The Mudcat Café TM
Thread #27776   Message #343854
Posted By: McGrath of Harlow
20-Nov-00 - 07:02 AM
Thread Name: BS: union busters
Subject: RE: BS: union busters
"Do you really want to delegate what you do and how much you earn for doing it to somebody else?" says MarkS - and I think the implication is that the expected answer is a strasight "no" in both cases, and that this means unions are a drag.

As for wanting to delegate what I do, for me when I was a social worker, the union I belonged to was my best protection against being forced by management to do things which I felt were wrong and prevented from doing things I felt were right, from mthe point of view of the peopkle I was working for (who were not my empolyers, but the people on my caseload).

And as for how much I earned - I'd have hated to have to go along and argue an individal case for getting paid more than or as much of a colleague. If we'd done that I am sure we'd all have ended up getting less than we needed to stay in the job, and anyway who wants to waste time on that crap.

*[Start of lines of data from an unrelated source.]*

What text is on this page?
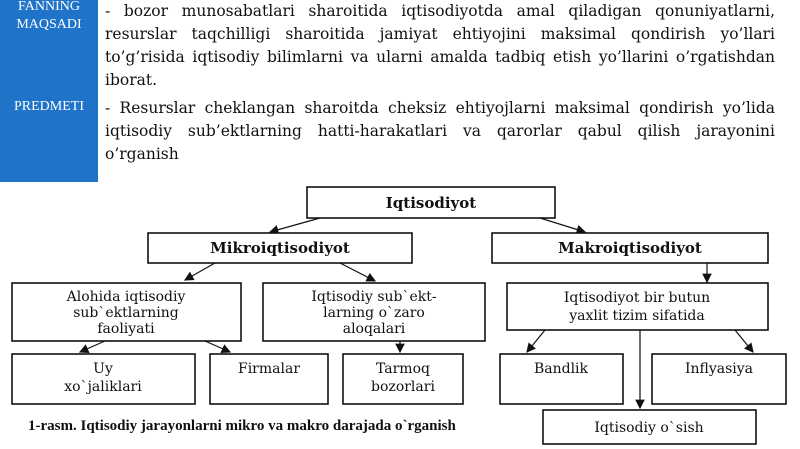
FANNING
MAQSADI
PREDMETI

- bozor munosabatlari sharoitida iqtisodiyotda amal qiladigan qonuniyatlarni, resurslar taqchilligi sharoitida jamiyat ehtiyojini maksimal qondirish yo’llari to’g’risida iqtisodiy bilimlarni va ularni amalda tadbiq etish yo’llarini o’rgatishdan iborat.

- Resurslar cheklangan sharoitda cheksiz ehtiyojlarni maksimal qondirish yo’lida iqtisodiy sub’ektlarning hatti-harakatlari va qarorlar qabul qilish jarayonini o’rganish

Iqtisodiyot
Mikroiqtisodiyot	Makroiqtisodiyot
Alohida iqtisodiy
sub`ektlarning
faoliyati
Iqtisodiy sub`ekt-
larning o`zaro
aloqalari
Iqtisodiyot bir butun
yaxlit tizim sifatida
Uy
xo`jaliklari
Firmalar	Tarmoq
bozorlari
Bandlik	Inflyasiya
Iqtisodiy o`sish
1-rasm. Iqtisodiy jarayonlarni mikro va makro darajada o`rganish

I don'ty accept that there has to be an employing class and a working class. There are differenmt people doing different jobs, and some are employed as managers and administrators, and some lend money which has been deposited with them by other people to manage on tgheir behalf and so on.

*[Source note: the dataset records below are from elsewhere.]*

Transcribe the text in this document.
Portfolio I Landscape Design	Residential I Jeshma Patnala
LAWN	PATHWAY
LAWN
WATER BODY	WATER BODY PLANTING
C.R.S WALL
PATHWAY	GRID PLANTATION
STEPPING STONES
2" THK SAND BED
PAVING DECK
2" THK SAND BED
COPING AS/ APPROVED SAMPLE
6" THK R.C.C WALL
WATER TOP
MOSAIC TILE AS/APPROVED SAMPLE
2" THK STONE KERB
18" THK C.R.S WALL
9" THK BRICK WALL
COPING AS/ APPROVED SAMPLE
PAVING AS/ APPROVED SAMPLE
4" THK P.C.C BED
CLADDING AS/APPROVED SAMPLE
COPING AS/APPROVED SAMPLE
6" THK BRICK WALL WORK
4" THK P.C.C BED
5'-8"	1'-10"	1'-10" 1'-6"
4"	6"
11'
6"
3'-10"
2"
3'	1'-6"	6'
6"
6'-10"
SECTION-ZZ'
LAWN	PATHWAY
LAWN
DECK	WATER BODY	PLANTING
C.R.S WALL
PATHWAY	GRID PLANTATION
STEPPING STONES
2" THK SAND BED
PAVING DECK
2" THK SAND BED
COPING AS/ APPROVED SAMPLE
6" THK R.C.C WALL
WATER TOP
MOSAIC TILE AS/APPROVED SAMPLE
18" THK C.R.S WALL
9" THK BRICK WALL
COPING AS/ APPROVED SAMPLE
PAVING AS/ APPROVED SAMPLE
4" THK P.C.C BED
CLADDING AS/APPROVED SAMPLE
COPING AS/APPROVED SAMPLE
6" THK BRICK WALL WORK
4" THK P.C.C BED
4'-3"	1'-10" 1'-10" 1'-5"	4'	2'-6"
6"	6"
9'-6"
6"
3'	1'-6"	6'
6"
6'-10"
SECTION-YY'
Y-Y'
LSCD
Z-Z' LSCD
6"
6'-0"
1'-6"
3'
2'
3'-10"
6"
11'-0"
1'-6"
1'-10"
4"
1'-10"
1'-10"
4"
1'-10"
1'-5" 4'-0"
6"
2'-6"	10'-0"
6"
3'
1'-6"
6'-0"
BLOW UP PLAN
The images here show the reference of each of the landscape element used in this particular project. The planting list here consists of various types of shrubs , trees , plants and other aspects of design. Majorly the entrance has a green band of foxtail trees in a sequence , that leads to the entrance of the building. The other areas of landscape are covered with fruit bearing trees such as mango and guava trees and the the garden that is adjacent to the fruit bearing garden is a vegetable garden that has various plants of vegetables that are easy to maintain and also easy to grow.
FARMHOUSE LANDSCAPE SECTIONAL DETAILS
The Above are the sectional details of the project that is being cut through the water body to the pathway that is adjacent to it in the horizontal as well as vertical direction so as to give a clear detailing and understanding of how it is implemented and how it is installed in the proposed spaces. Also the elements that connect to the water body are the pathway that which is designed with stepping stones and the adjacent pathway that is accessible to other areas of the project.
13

Of copurse it's wrong that people who control some bottleneck should make huge personal profits and impose their will at the expense of everyone else. There are occasions when that is done by people lower down the system, and it's seen as unions exploiting the system - but most of the time its the people up the top in the boardrooms who pull that kind of scam, routinely stealing inflated rewards that they pretend they have earned. And if anyone's pointing the finger at people who disrupted and destroyed the economy, and caused untold damage, that's where it should be pointing.

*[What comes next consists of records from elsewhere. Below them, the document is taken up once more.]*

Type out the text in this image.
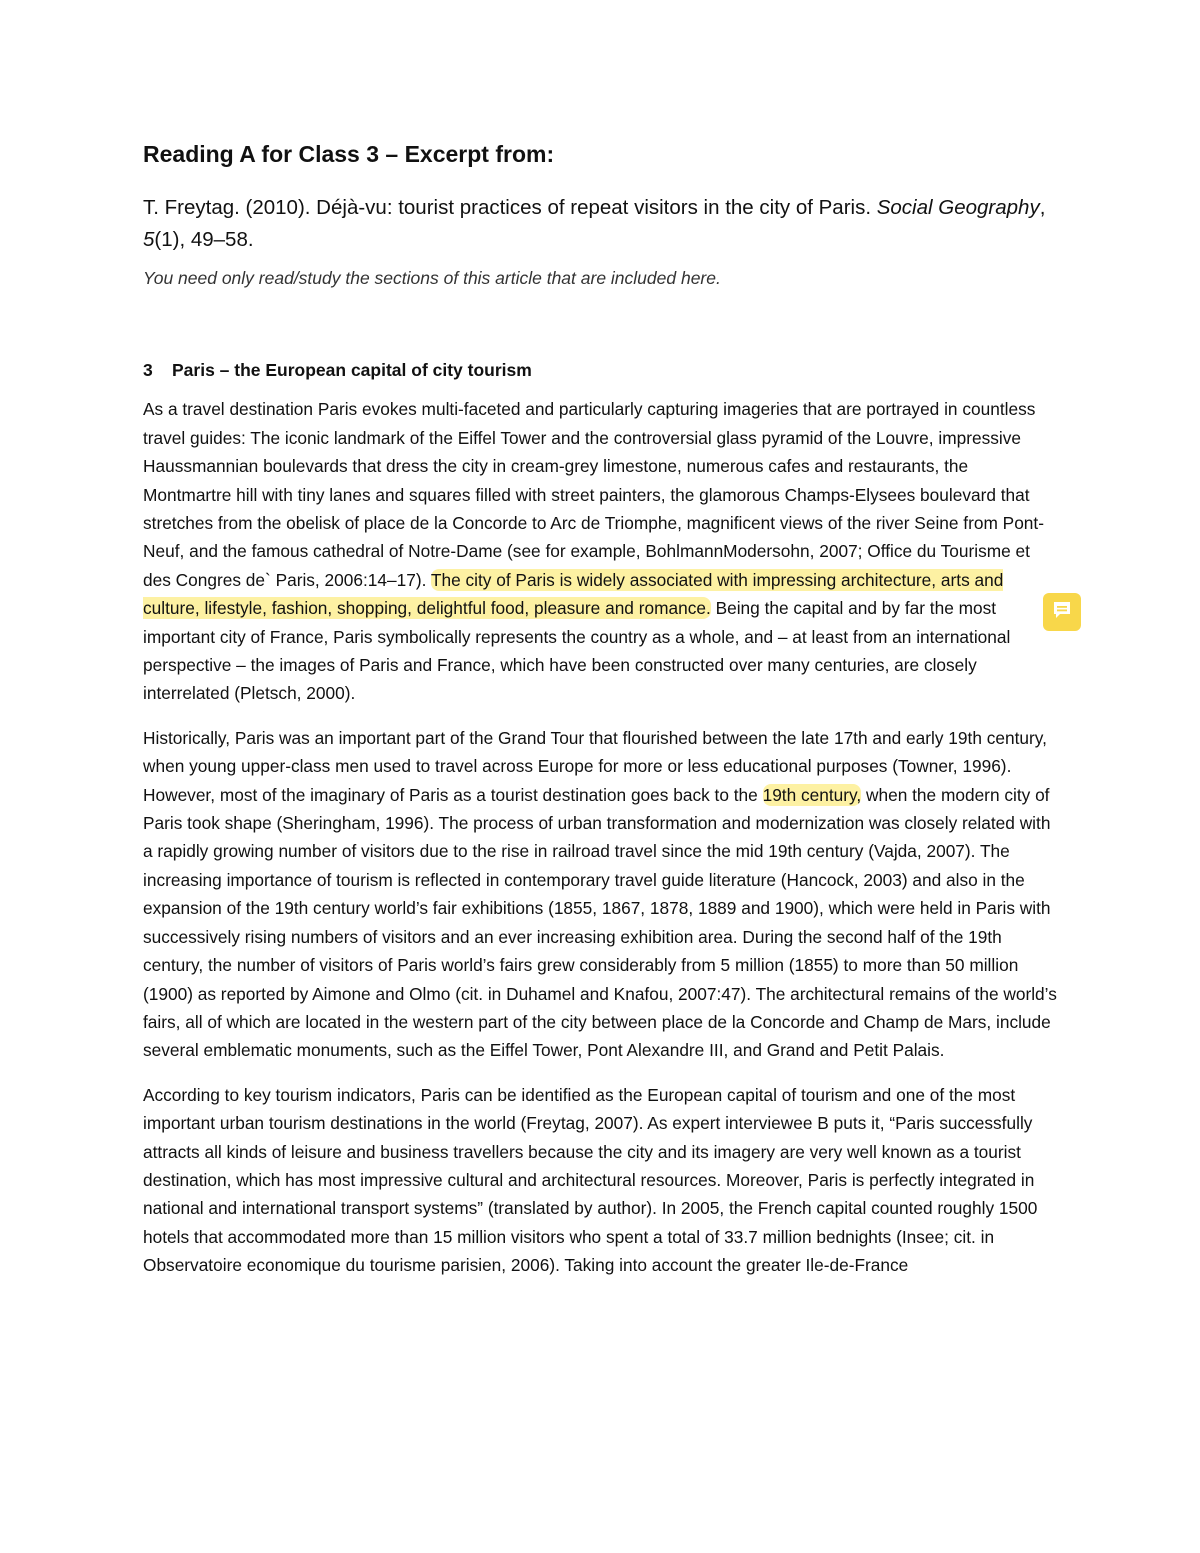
Reading A for Class 3 – Excerpt from:

T. Freytag. (2010). Déjà-vu: tourist practices of repeat visitors in the city of Paris. Social Geography, 5(1), 49–58.

You need only read/study the sections of this article that are included here.

3 Paris – the European capital of city tourism

As a travel destination Paris evokes multi-faceted and particularly capturing imageries that are portrayed in countless travel guides: The iconic landmark of the Eiffel Tower and the controversial glass pyramid of the Louvre, impressive Haussmannian boulevards that dress the city in cream-grey limestone, numerous cafes and restaurants, the Montmartre hill with tiny lanes and squares filled with street painters, the glamorous Champs-Elysees boulevard that stretches from the obelisk of place de la Concorde to Arc de Triomphe, magnificent views of the river Seine from Pont-Neuf, and the famous cathedral of Notre-Dame (see for example, BohlmannModersohn, 2007; Office du Tourisme et des Congres de` Paris, 2006:14–17). The city of Paris is widely associated with impressing architecture, arts and culture, lifestyle, fashion, shopping, delightful food, pleasure and romance. Being the capital and by far the most important city of France, Paris symbolically represents the country as a whole, and – at least from an international perspective – the images of Paris and France, which have been constructed over many centuries, are closely interrelated (Pletsch, 2000).

Historically, Paris was an important part of the Grand Tour that flourished between the late 17th and early 19th century, when young upper-class men used to travel across Europe for more or less educational purposes (Towner, 1996). However, most of the imaginary of Paris as a tourist destination goes back to the 19th century, when the modern city of Paris took shape (Sheringham, 1996). The process of urban transformation and modernization was closely related with a rapidly growing number of visitors due to the rise in railroad travel since the mid 19th century (Vajda, 2007). The increasing importance of tourism is reflected in contemporary travel guide literature (Hancock, 2003) and also in the expansion of the 19th century world’s fair exhibitions (1855, 1867, 1878, 1889 and 1900), which were held in Paris with successively rising numbers of visitors and an ever increasing exhibition area. During the second half of the 19th century, the number of visitors of Paris world’s fairs grew considerably from 5 million (1855) to more than 50 million (1900) as reported by Aimone and Olmo (cit. in Duhamel and Knafou, 2007:47). The architectural remains of the world’s fairs, all of which are located in the western part of the city between place de la Concorde and Champ de Mars, include several emblematic monuments, such as the Eiffel Tower, Pont Alexandre III, and Grand and Petit Palais.

According to key tourism indicators, Paris can be identified as the European capital of tourism and one of the most important urban tourism destinations in the world (Freytag, 2007). As expert interviewee B puts it, “Paris successfully attracts all kinds of leisure and business travellers because the city and its imagery are very well known as a tourist destination, which has most impressive cultural and architectural resources. Moreover, Paris is perfectly integrated in national and international transport systems” (translated by author). In 2005, the French capital counted roughly 1500 hotels that accommodated more than 15 million visitors who spent a total of 33.7 million bednights (Insee; cit. in Observatoire economique du tourisme parisien, 2006). Taking into account the greater Ile-de-France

It wasn't the unions who wrecked British Rail, or failed to invest in all kinds of industry, or sunk the Herald of Free Enterprise (and got clean away with murder.)

Unions are their membership. If people don't control them, they can go bad like any other human institution. But most of the time, you've got a lot more chance of controlling your union and keeping it on the right tracks than you do most other human institutions.